Years ago, Carnarvon was a port for shipping sheep. So, how to get the sheep on to large ocean going ships? Why, build a jetty, of course. The jetty here is one mile long. So after a long walk on a good path alongside the rail tracks, from the edge of town across the mud flats and mangrove of Whitlock Island and Babbage Island, I arrived at the sea and the jetty.

I hopped on the little train, the "engineer" gave a loud "toot-toot" and we rode one mile out to sea on the narrow wooden jetty.

Normally, the Indian Ocean is quite pacific (!!!). Not today. Windy. I had mixed feelings. I knew that this little train makes dozens of trips out here every day. Yet, here I was one mile off shore, anxiously snapping photos, just above the roiling sea of black and white. One mile off shore. One mile . . . off shore. Out to sea.

Now for all his long, young life, your friend Jan has had a peculiar habit.  Whenever the crowd says, "Oh, you've got to see that place" or, "Oh, everybody loves that music"  I usually cross it off my list. Disneyland? Disney World? Never been there.  So when everyone here said "Monkey Mia" I put an "X" in my guidebook.

"Monkey Mia, (pronounced my-ah . . . already I was suspicious) has become world-famous for the bottle-nose dolphins that turn up in the shallows like clockwork every day.  It's so popular that the morning feeding session can become a bit of a circus - makes you wonder if the dolphins come to see the human show."

OK.OK. So I decided to go for the morning feed.  A couple of young, informative Rangers with microphones and buckets of fish. Lots of kids in the water with the dolphins.  It was nice. I liked it. Next stop, EPCOT?  "Hey, you never know."  Just don't hold your breath.

OK. Put your left hand on the table again, palm up.
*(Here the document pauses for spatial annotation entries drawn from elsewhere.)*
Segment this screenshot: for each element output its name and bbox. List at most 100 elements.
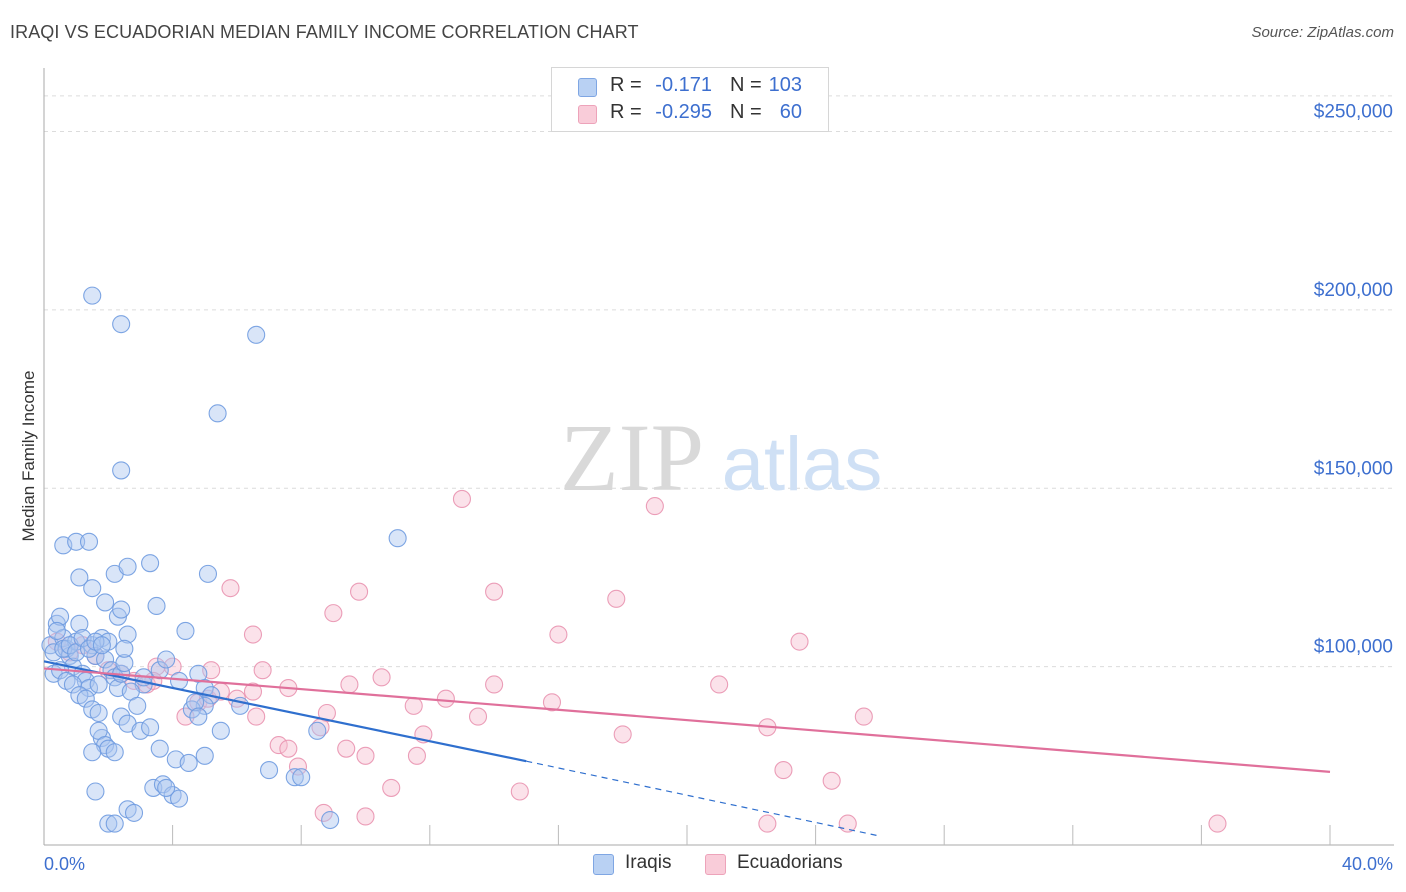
point-ecuadorian [790, 632, 809, 651]
legend-swatch-iraqis [578, 78, 597, 97]
point-iraqi [96, 593, 115, 612]
bottom-legend-swatch-iraqis [593, 854, 614, 875]
point-ecuadorian [356, 807, 375, 826]
bottom-legend-swatch-ecuadorians [705, 854, 726, 875]
grid-lines [44, 95, 1394, 668]
point-ecuadorian [314, 803, 333, 822]
point-ecuadorian [1208, 814, 1227, 833]
point-iraqi [92, 636, 111, 655]
point-iraqi [195, 678, 214, 698]
chart-source: Source: ZipAtlas.com [1251, 24, 1394, 41]
legend-row-ecuadorians: R = -0.295 N = 60 [552, 101, 828, 127]
point-iraqi [99, 814, 118, 833]
point-ecuadorian [758, 814, 777, 833]
point-iraqi [83, 286, 102, 305]
legend-r-value: -0.171 [655, 74, 712, 96]
point-iraqi [96, 650, 115, 669]
point-ecuadorian [407, 746, 426, 765]
point-iraqi [112, 600, 131, 619]
point-ecuadorian [176, 707, 195, 726]
point-ecuadorian [485, 582, 504, 601]
y-tick-label: $150,000 [1314, 458, 1393, 479]
point-iraqi [105, 743, 124, 762]
point-iraqi [67, 532, 86, 551]
point-ecuadorian [288, 757, 308, 776]
point-ecuadorian [279, 739, 298, 758]
point-iraqi [70, 568, 89, 587]
y-tick-label: $250,000 [1314, 102, 1393, 123]
legend-row-iraqis: R = -0.171 N = 103 [552, 74, 828, 100]
point-iraqi [112, 461, 131, 480]
point-iraqi [169, 789, 189, 808]
point-iraqi [76, 689, 95, 708]
point-iraqi [157, 650, 176, 669]
point-iraqi [321, 810, 340, 830]
point-iraqi [70, 614, 89, 633]
point-ecuadorian [468, 707, 488, 726]
trend-line-iraqis [43, 660, 527, 763]
point-iraqi [157, 778, 176, 797]
point-iraqi [51, 607, 70, 626]
trend-line-iraqis-extension [526, 760, 881, 837]
point-ecuadorian [269, 736, 288, 755]
point-iraqi [83, 743, 102, 762]
legend: R = -0.171 N = 103 R = -0.295 N = 60 [551, 67, 829, 132]
point-iraqi [83, 579, 102, 598]
point-ecuadorian [838, 814, 857, 833]
x-tick-label-right: 40.0% [1342, 854, 1393, 874]
legend-n-label: N = [730, 74, 762, 96]
legend-n-value: 103 [768, 74, 802, 96]
point-ecuadorian [350, 582, 369, 601]
legend-swatch-ecuadorians [578, 105, 597, 124]
point-iraqi [198, 564, 218, 583]
trend-line-ecuadorians [43, 667, 1331, 773]
series-ecuadorians [47, 489, 1227, 833]
bottom-legend-label-ecuadorians: Ecuadorians [737, 852, 843, 873]
point-ecuadorian [510, 782, 529, 801]
point-ecuadorian [645, 497, 664, 516]
point-iraqi [247, 325, 266, 344]
point-iraqi [308, 721, 327, 740]
point-iraqi [112, 707, 131, 726]
point-ecuadorian [710, 675, 729, 694]
point-ecuadorian [340, 675, 359, 694]
legend-r-label: R = [610, 101, 642, 123]
point-iraqi [131, 721, 150, 740]
point-ecuadorian [356, 746, 375, 765]
point-ecuadorian [549, 625, 568, 644]
point-iraqi [112, 315, 131, 334]
point-iraqi [186, 693, 205, 712]
watermark: ZIP atlas [560, 404, 882, 511]
point-ecuadorian [774, 761, 793, 780]
axes [43, 68, 1394, 846]
point-iraqi [195, 746, 214, 765]
point-iraqi [63, 675, 82, 694]
series-iraqis [41, 286, 407, 833]
x-tick-label-left: 0.0% [44, 854, 85, 874]
point-ecuadorian [337, 739, 356, 758]
y-tick-label: $200,000 [1314, 280, 1393, 301]
point-ecuadorian [243, 682, 263, 701]
y-tick-label: $100,000 [1314, 637, 1393, 658]
point-ecuadorian [542, 693, 562, 712]
point-iraqi [105, 814, 124, 833]
point-iraqi [128, 696, 147, 715]
point-iraqi [179, 753, 198, 772]
point-ecuadorian [485, 675, 504, 694]
point-iraqi [89, 675, 108, 694]
point-iraqi [211, 721, 230, 740]
watermark-zip: ZIP [560, 404, 704, 511]
point-iraqi [144, 778, 163, 797]
point-ecuadorian [247, 707, 266, 726]
point-ecuadorian [404, 696, 423, 715]
point-iraqi [115, 639, 134, 658]
point-ecuadorian [243, 625, 263, 644]
point-ecuadorian [324, 604, 343, 623]
point-iraqi [147, 596, 166, 616]
point-ecuadorian [607, 589, 626, 608]
legend-r-value: -0.295 [655, 101, 712, 123]
point-iraqi [141, 554, 160, 573]
point-iraqi [189, 707, 208, 726]
point-iraqi [124, 803, 144, 822]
Fold back your thumb, index finger and pinkie. Dick Hartog and Cape Peran are like your middle finger and forefinger poking up into Shark Bay and the Ocean. The road leading to Dick Hartog Island is called "Useless Loop." I resisted the temptation to see it.

Monkey Mia is on Cape Peron. But my favorite spots were Hamelin Pool, Shell Beach and Eagle Bluff.

Hamelin Pool is a marine reserve containing the world's best known colony of stromatolites - modest microbes almost identical to organisms that existed 1 billion 900 million years ago (some say 5 billion) and evolved into more complex life. Living for millions of years in earth's original oxygen-poor environment, these microbes produced enough oxygen to provide the foundation of life.

Let's think about it the next time we are posing or primping or prancing or perambulating, postulating, pontificating, praying, prognosticating or just plain puckering up: Our vehicle may have begun life in Mt Whaleback iron-ore mine, but you and I owe our lives to a squat brown rock-like formation bubbling in the salty sea.

Bright, white Shell Beach and Eagle Bluff are . . . what they are. Tiny white cockleshells cement together making sturdy white bricks used for buildings in Denham. Eagle Bluff overlooking the sea - use your imagination.